Portal Spraw Zagranicznych psz.pl




Portal Spraw Zagranicznych psz.pl

Serwis internetowy, z którego korzystasz, używa plików cookies. Są to pliki instalowane w urządzeniach końcowych osób korzystających z serwisu, w celu administrowania serwisem, poprawy jakości świadczonych usług w tym dostosowania treści serwisu do preferencji użytkownika, utrzymania sesji użytkownika oraz dla celów statystycznych i targetowania behawioralnego reklamy (dostosowania treści reklamy do Twoich indywidualnych potrzeb). Informujemy, że istnieje możliwość określenia przez użytkownika serwisu warunków przechowywania lub uzyskiwania dostępu do informacji zawartych w plikach cookies za pomocą ustawień przeglądarki lub konfiguracji usługi. Szczegółowe informacje na ten temat dostępne są u producenta przeglądarki, u dostawcy usługi dostępu do Internetu oraz w Polityce prywatności plików cookies

Akceptuję
Back Jesteś tutaj: Home Opinie Polityka Przemysław Michalak: Azjatycka odpowiedź na walkę z międzynarodowym terroryzmem

Przemysław Michalak: Azjatycka odpowiedź na walkę z międzynarodowym terroryzmem


04 sierpień 2007
A A A

Szanghajska Organizacja Współpracy chce stać się liderem w walce z międzynarodowym terroryzmem pokazując światu, że jedynym rozwiązaniem jest polityka siły, jednak stosowana rozważnie i odnosząca się do konkretnych podmiotów.

Agencja informacyjna Xinhua podała 12.07.07, że sześć państw stowarzyszonych w Szanghajskiej Organizacji Współpracy przeprowadzi największe w swojej historii ćwiczenia antyterrorystyczne. Eksperci wojskowi z państw członkowskich (ChRL, Rosji, Uzbekistanu, Kirgistanu, Kazachstanu, Tadżykistan) zakończyli dnia następnego czwarte już konsultacje, które odbyły się w mieście Urumczi i trwały cztery dni.
Ustalono ostatecznie, że ćwiczenia będą trwały od 9 do 17 sierpnia bieżącego roku. Manewry odbędą się pod nazwą „Misja Pokojowa 2007” w okolicach Urumczi, stolicy północnozachodniej prowincji Xinjiang, oraz w okolicach rosyjskiego Czelabińska. [1]
Ponad 5-tysięczny (wliczając 1600-osobowy kontyngent chiński) personel wojskowy - w tym jednostki lądowe, marynarki oraz logistyczne - będą prezentowały się na oczach głów państw oraz ministrów obrony członków Szanghajskiej Organizacji Współpracy. [2] Manewry podzielono na dwie części: konsultacje i przygotowania oraz ćwiczenia w terenie.

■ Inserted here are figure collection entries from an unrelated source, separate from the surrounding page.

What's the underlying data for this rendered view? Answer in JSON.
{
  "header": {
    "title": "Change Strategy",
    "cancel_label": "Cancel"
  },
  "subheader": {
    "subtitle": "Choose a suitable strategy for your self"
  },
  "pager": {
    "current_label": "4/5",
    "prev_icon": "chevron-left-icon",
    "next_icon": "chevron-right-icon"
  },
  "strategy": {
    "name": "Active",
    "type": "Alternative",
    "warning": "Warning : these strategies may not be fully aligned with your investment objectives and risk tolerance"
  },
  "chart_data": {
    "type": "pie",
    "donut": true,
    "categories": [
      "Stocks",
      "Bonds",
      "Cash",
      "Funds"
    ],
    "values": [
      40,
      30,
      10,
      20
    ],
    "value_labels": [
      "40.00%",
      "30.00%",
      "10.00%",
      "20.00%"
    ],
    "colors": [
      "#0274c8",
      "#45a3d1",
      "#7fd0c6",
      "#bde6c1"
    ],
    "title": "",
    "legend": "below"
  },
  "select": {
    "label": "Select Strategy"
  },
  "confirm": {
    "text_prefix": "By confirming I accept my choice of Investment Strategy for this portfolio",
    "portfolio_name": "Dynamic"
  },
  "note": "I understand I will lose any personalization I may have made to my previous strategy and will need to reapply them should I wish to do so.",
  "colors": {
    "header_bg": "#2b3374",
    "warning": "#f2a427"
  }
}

Ćwiczenia mają pokazać determinację oraz potencjał państw członkowskich SOW w zwalczaniu trzech złowrogich sił: terroryzmu, ekstremizmu oraz separatyzmu, a także podkreślić współpracę między sześcioma państwami w obliczu zagrożeń nowego typu. Manewry odzwierciedlają również rosnące znaczenie SOW w utrzymywaniu regionalnego jak i globalnego pokoju bez naruszania interesów państw trzecich. Niektórzy formułują tezę, że SOW już teraz jest formą organizacyjną, wokół której budowany jest tak zwany „blok euroazjatycki”. [3] Już od czasów wspólnych chińsko-kirgiskich manewrów oraz ćwiczeń antyterrorystycznych Chin i SOW na granicy chińsko-kazachskiej  w latach 2002 i 2003 SOW jest uważany przez niektórych analityków za blok quasi-militarny.

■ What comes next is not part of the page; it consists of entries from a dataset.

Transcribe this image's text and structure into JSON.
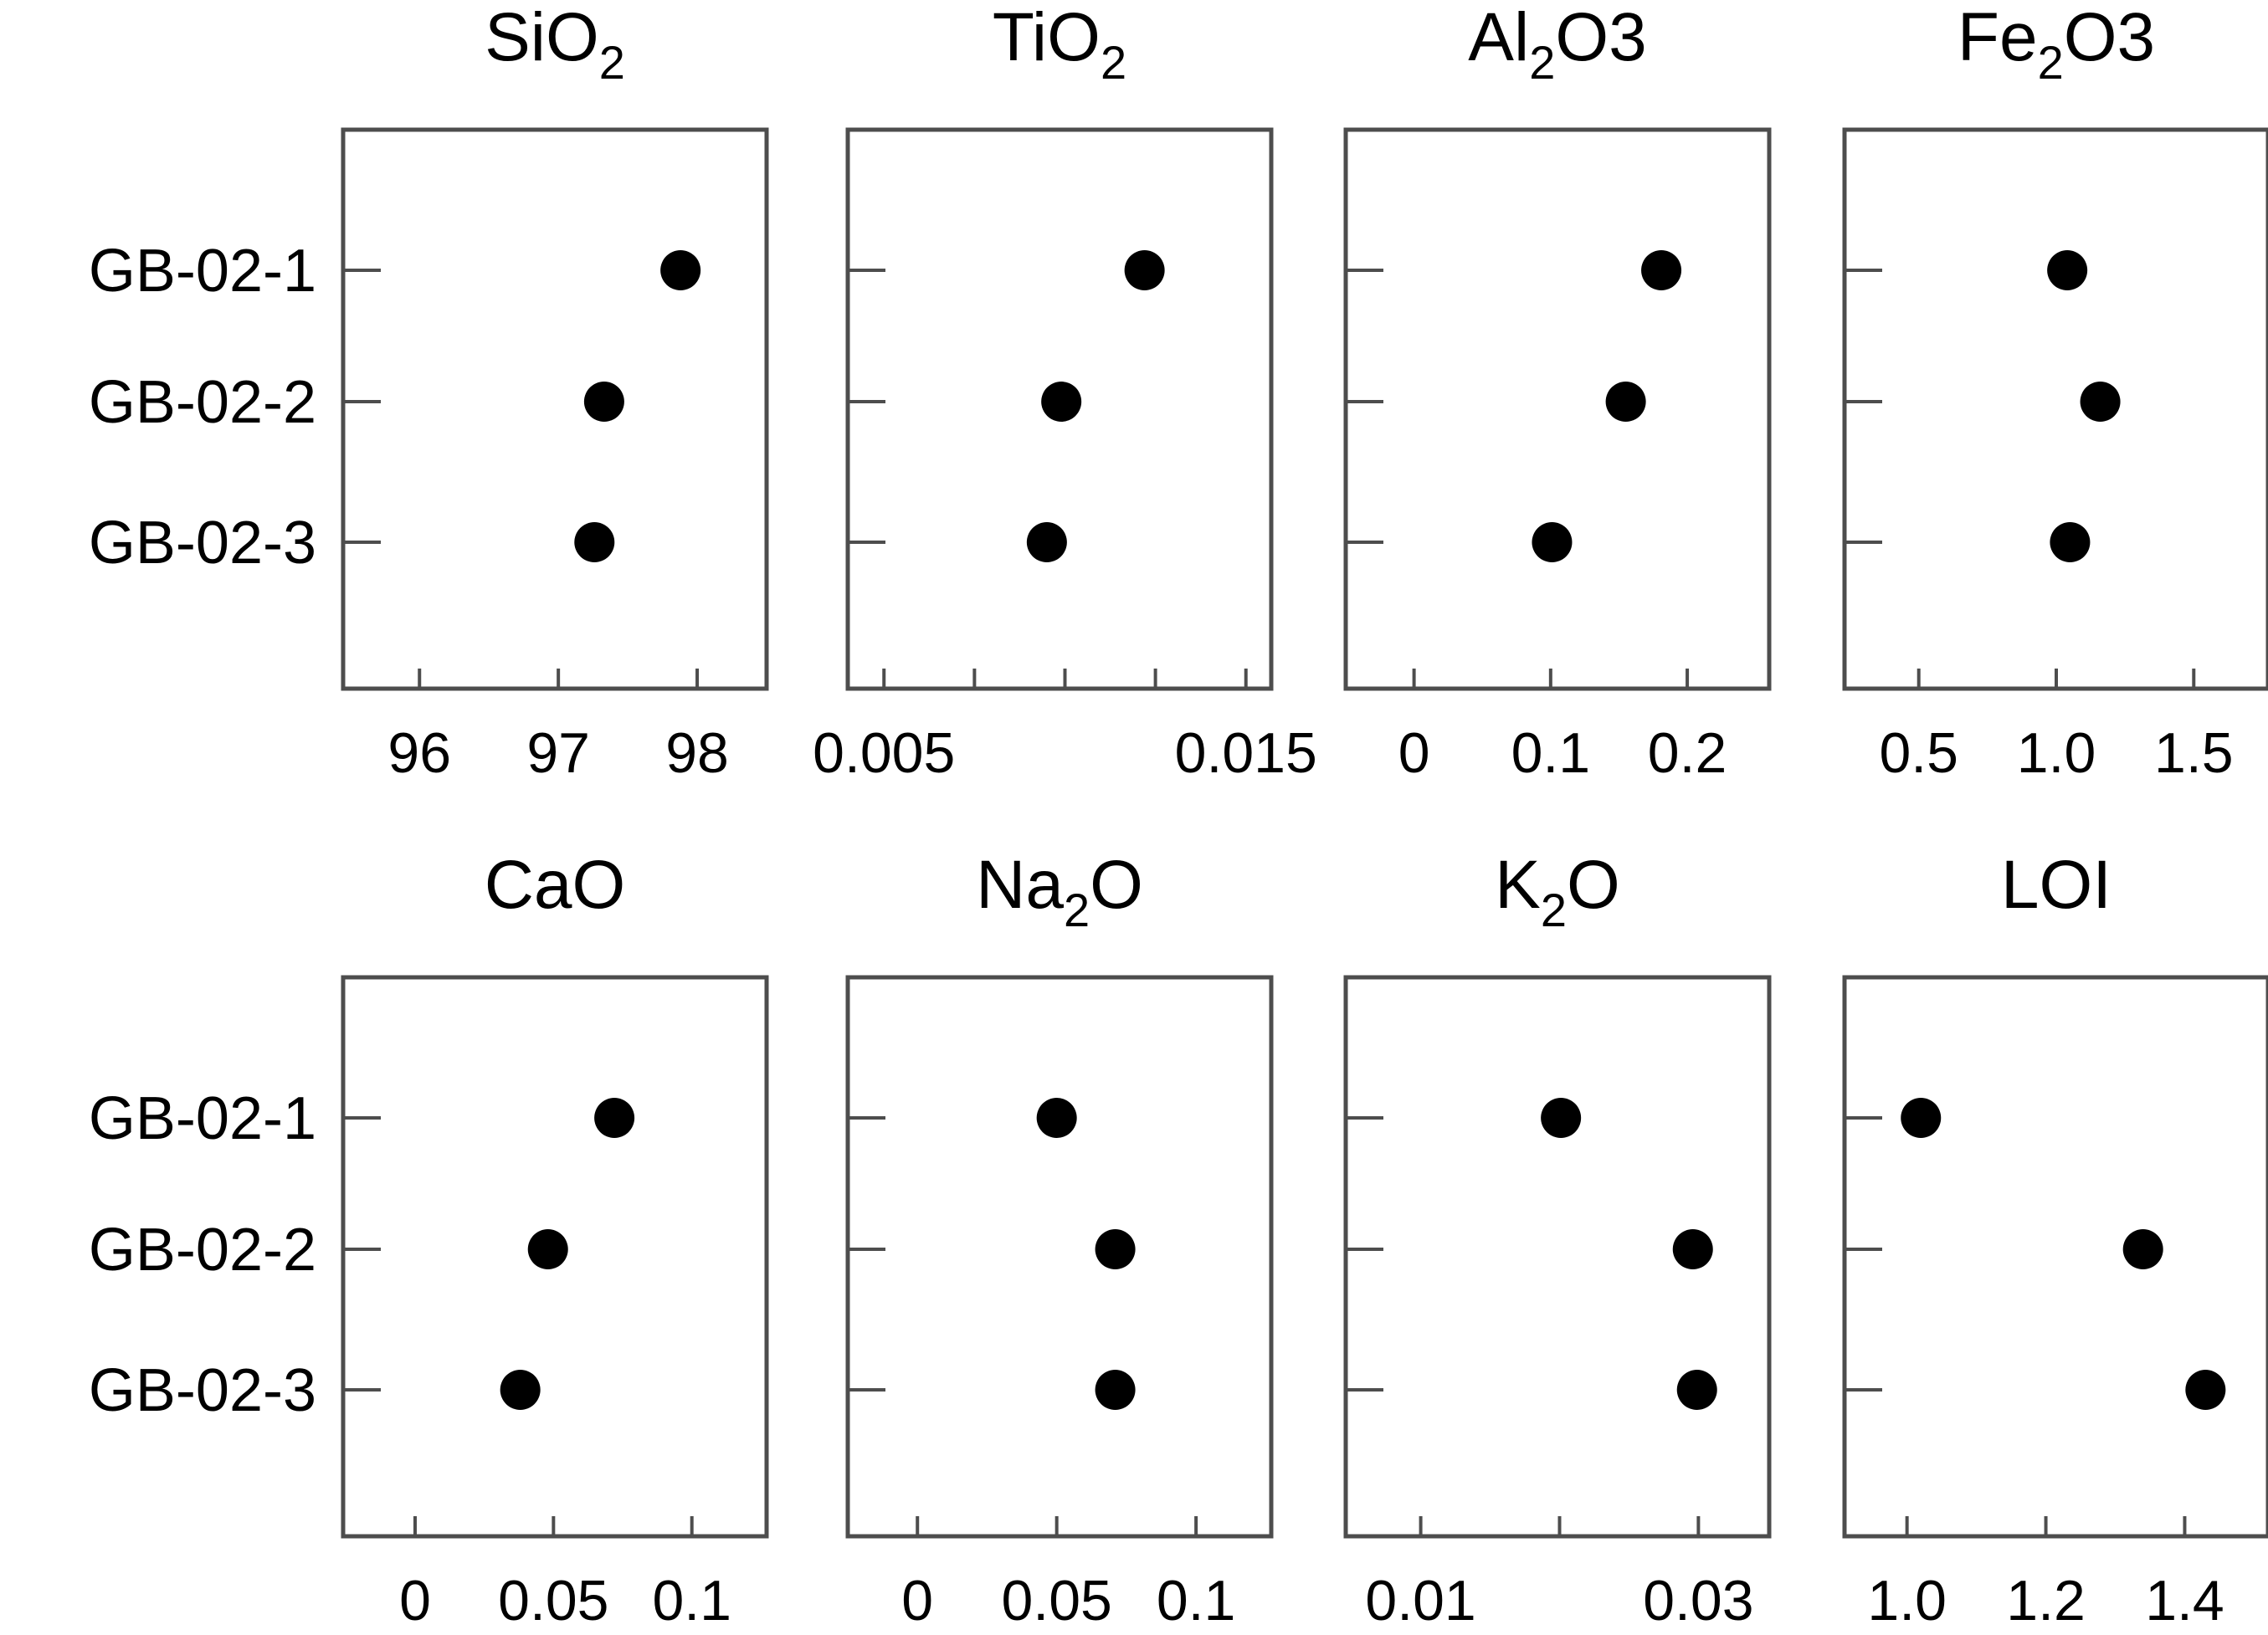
{
  "samples": [
    "GB-02-1",
    "GB-02-2",
    "GB-02-3"
  ],
  "colors": {
    "frame": "#4d4d4d",
    "marker": "#000000",
    "text": "#000000"
  },
  "chart_data": [
    {
      "type": "scatter",
      "title": "SiO",
      "title_sub": "2",
      "title_tail": "",
      "categories": [
        "GB-02-1",
        "GB-02-2",
        "GB-02-3"
      ],
      "values": [
        97.88,
        97.33,
        97.26
      ],
      "xlim": [
        95.45,
        98.5
      ],
      "xticks": [
        96,
        97,
        98
      ],
      "xtick_labels": [
        "96",
        "97",
        "98"
      ]
    },
    {
      "type": "scatter",
      "title": "TiO",
      "title_sub": "2",
      "title_tail": "",
      "categories": [
        "GB-02-1",
        "GB-02-2",
        "GB-02-3"
      ],
      "values": [
        0.0122,
        0.0099,
        0.0095
      ],
      "xlim": [
        0.004,
        0.0157
      ],
      "xticks": [
        0.005,
        0.0075,
        0.01,
        0.0125,
        0.015
      ],
      "xtick_labels": [
        "0.005",
        "",
        "",
        "",
        "0.015"
      ]
    },
    {
      "type": "scatter",
      "title": "Al",
      "title_sub": "2",
      "title_tail": "O3",
      "categories": [
        "GB-02-1",
        "GB-02-2",
        "GB-02-3"
      ],
      "values": [
        0.181,
        0.155,
        0.101
      ],
      "xlim": [
        -0.05,
        0.26
      ],
      "xticks": [
        0,
        0.1,
        0.2
      ],
      "xtick_labels": [
        "0",
        "0.1",
        "0.2"
      ]
    },
    {
      "type": "scatter",
      "title": "Fe",
      "title_sub": "2",
      "title_tail": "O3",
      "categories": [
        "GB-02-1",
        "GB-02-2",
        "GB-02-3"
      ],
      "values": [
        1.04,
        1.16,
        1.05
      ],
      "xlim": [
        0.23,
        1.77
      ],
      "xticks": [
        0.5,
        1.0,
        1.5
      ],
      "xtick_labels": [
        "0.5",
        "1.0",
        "1.5"
      ]
    },
    {
      "type": "scatter",
      "title": "CaO",
      "title_sub": "",
      "title_tail": "",
      "categories": [
        "GB-02-1",
        "GB-02-2",
        "GB-02-3"
      ],
      "values": [
        0.072,
        0.048,
        0.038
      ],
      "xlim": [
        -0.026,
        0.127
      ],
      "xticks": [
        0,
        0.05,
        0.1
      ],
      "xtick_labels": [
        "0",
        "0.05",
        "0.1"
      ]
    },
    {
      "type": "scatter",
      "title": "Na",
      "title_sub": "2",
      "title_tail": "O",
      "categories": [
        "GB-02-1",
        "GB-02-2",
        "GB-02-3"
      ],
      "values": [
        0.05,
        0.071,
        0.071
      ],
      "xlim": [
        -0.025,
        0.127
      ],
      "xticks": [
        0,
        0.05,
        0.1
      ],
      "xtick_labels": [
        "0",
        "0.05",
        "0.1"
      ]
    },
    {
      "type": "scatter",
      "title": "K",
      "title_sub": "2",
      "title_tail": "O",
      "categories": [
        "GB-02-1",
        "GB-02-2",
        "GB-02-3"
      ],
      "values": [
        0.0201,
        0.0296,
        0.0299
      ],
      "xlim": [
        0.0046,
        0.0351
      ],
      "xticks": [
        0.01,
        0.02,
        0.03
      ],
      "xtick_labels": [
        "0.01",
        "",
        "0.03"
      ]
    },
    {
      "type": "scatter",
      "title": "LOI",
      "title_sub": "",
      "title_tail": "",
      "categories": [
        "GB-02-1",
        "GB-02-2",
        "GB-02-3"
      ],
      "values": [
        1.02,
        1.34,
        1.43
      ],
      "xlim": [
        0.91,
        1.52
      ],
      "xticks": [
        1.0,
        1.2,
        1.4
      ],
      "xtick_labels": [
        "1.0",
        "1.2",
        "1.4"
      ]
    }
  ]
}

Wcześniej - 27 czerwca 2007 - odbyło się spotkanie ministrów obrony SOW w Biszkeku. Chiński minister obrony Cao Gangchuan powiedział, że tak długo, jak liderzy państw członkowskich będą ze sobą współpracowali, tak długo będzie można mówić o harmonii w regionie Azji Centralnej.
Pod koniec spotkania podpisano wspólny komunikat: ministrowie uzgodnili, że terroryzm, separatyzm, ekstremizm, rozprzestrzenianie broni masowego rażenia oraz przestępczość międzynarodowa stanowią poważne zagrożenie dla zarówno regionalnego, jak i światowego pokoju i stabilności. We wspólnym komunikacie ministrowie obrony postanowili, że kolejne spotkanie odbędzie się w Duszanbe w 2008 r. [4]

10 lipca 2007 w Biszkeku odbyło się z kolei spotkanie Rady Ministrów Spraw Zagranicznych, podczas której ustalono wstępny porządek obrad szczytu głów państw SOW, który ma się odbyć w stolicy Kirgistanu 16 sierpnia. Ministrowie spraw zagranicznych - oprócz dyskusji nad realizacją deklaracji przyjętej podczas szczytu na 5-cio lecie organizacji - ustalili, że najważniejszym punktem sierpniowego szczytu będzie podpisanie Traktatu o długoterminowych stosunkach dobrosąsiedzkich, przyjaźni i współpracy między członkami SOW. Minister spraw zagranicznych ChRL, Yang Jiechi przedstawił podczas spotkania Rady Ministrów Spraw Zagranicznych propozycję dalszego zacieśnienia współpracy między członkami SOW. Według Yanga jak najszybciej powinien zostać podpisany Pakt Antyterrorystyczny, a umowy o zwalczaniu przestępczości narkotykowej muszą być szybciej implementowane dla efektywności całego przedsięwzięcia. Zintensyfikowaniu powinny ulec kontakty z państwami posiadającymi status obserwatora w SOW (Mongolia, Indie, Pakistan, Iran). Szczególny nacisk powinno położyć się na współpracę z Afganistanem. Wzmocnieniu i usprawnieniu powinien ulec Sekretariat (powstały w styczniu 2004, personel 30 osób, budżet 3,4 mln $) oraz działalność antyterrorystyczna organizacji, aby uczynić z SOW siłę znaczącą w promowaniu współpracy w dziedzinach gospodarki, ekonomii, kultury i spraw zagranicznych.[5]
Osiągnięcie pokoju i stabilności w regionie możliwe jest zdaniem ministra jedynie dzięki solidarności i współpracy. Chiny dołożą wszelkich starań i połączą siły wraz z innymi państwami członkowskimi SOW, aby należycie przyczynić się do pokoju, dobrobytu oraz harmonii w regionie.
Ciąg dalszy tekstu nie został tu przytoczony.